Geçici 8. maddenin gerekçesinde ise, Resmî Gazete’de ilan tarihinden önce idare ve vergi mahkemelerince verilip ilan tarihinden önce ya da sonra kanun yollarına müracaat edilen ve bozulmak suretiyle idare ve vergi mahkemelerine gönderilen dosyalar hakkında da ilk kararın verildiği tarihte uygulanan kanun yoluna ilişkin hükümlerin uygulanacağı açıklamasına yer verilmiştir.

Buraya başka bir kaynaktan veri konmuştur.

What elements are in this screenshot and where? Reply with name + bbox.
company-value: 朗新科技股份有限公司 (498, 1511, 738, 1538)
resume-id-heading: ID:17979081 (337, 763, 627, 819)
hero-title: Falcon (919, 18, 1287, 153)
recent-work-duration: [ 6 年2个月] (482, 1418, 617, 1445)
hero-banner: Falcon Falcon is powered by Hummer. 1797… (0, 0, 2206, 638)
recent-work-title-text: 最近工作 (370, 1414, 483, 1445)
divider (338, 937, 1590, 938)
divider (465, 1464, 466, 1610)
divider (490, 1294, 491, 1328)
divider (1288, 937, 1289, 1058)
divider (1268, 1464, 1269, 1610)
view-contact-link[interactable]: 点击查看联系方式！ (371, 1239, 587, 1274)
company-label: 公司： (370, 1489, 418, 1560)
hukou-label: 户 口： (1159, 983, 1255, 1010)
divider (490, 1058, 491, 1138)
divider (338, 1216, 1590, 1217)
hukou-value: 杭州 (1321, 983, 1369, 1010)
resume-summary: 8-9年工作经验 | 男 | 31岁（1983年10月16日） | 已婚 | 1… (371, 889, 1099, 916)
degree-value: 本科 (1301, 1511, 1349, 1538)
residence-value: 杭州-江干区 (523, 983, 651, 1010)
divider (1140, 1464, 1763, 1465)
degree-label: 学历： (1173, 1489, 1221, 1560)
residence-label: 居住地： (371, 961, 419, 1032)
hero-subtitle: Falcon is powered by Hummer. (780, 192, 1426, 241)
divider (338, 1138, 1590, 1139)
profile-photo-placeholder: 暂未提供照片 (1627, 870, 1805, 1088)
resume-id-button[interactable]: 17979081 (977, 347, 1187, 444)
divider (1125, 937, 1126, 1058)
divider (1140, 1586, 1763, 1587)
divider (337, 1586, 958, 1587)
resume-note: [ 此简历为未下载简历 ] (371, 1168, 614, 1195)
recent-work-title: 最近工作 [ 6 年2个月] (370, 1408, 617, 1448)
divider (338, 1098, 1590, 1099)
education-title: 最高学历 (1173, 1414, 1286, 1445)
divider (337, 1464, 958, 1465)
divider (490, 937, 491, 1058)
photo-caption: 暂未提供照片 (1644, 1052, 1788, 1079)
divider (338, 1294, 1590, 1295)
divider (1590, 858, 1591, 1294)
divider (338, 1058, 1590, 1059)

07/11/2015 tarih ve 29525 sayılı Resmî Gazete’de yayımlanan “Bölge Adliye Mahkemeleri ve Bölge İdare Mahkemelerinin Tüm Yurtta Göreve Başlayacakları Tarihe İlişkin Karar” ile, söz konusu Bölge İdare Mahkemelerinin 20/07/2016 tarihinde tüm yurtta görevlerine başlayacakları duyurulmuştur. Nitekim bu tarih itibarıyla anılan mahkemeler yargılama faaliyetlerine başlamıştır.
Aktarılan mevzuata göre, 20/07/2016 tarihinden önce verilen (ivedi yargılama usulü hariç olmak üzere) kararlar için kararın verildiği tarihte yürürlükte bulunan kanun yoluna ilişkin hükümler uygulanmaya devam edeceğinden, 20/07/2016 tarihinden önce idare ve vergi mahkemelerince tek hâkimle verilen nihaî kararlara karşı mahkemelerin bulunduğu yargı çevresindeki bölge idare mahkemelerine itiraz edilebileceği ve itiraz üzerine yeniden yapılan yargılama sonucunda verilen kararların kesin olduğu, anılan tarihten önce idare ve vergi mahkemelerince verilen ve itirazen incelenerek bozma kararı verilerek idare ve vergi mahkemelerine gönderilen dosyalar hakkında mahkemelerce bozma üzerine yeniden yapılan yargılama sonucunda verilen kararların ilk kararın verildiği tarihte uygulanan kanun yollarına tâbi olduğu sonucuna ulaşılmaktadır.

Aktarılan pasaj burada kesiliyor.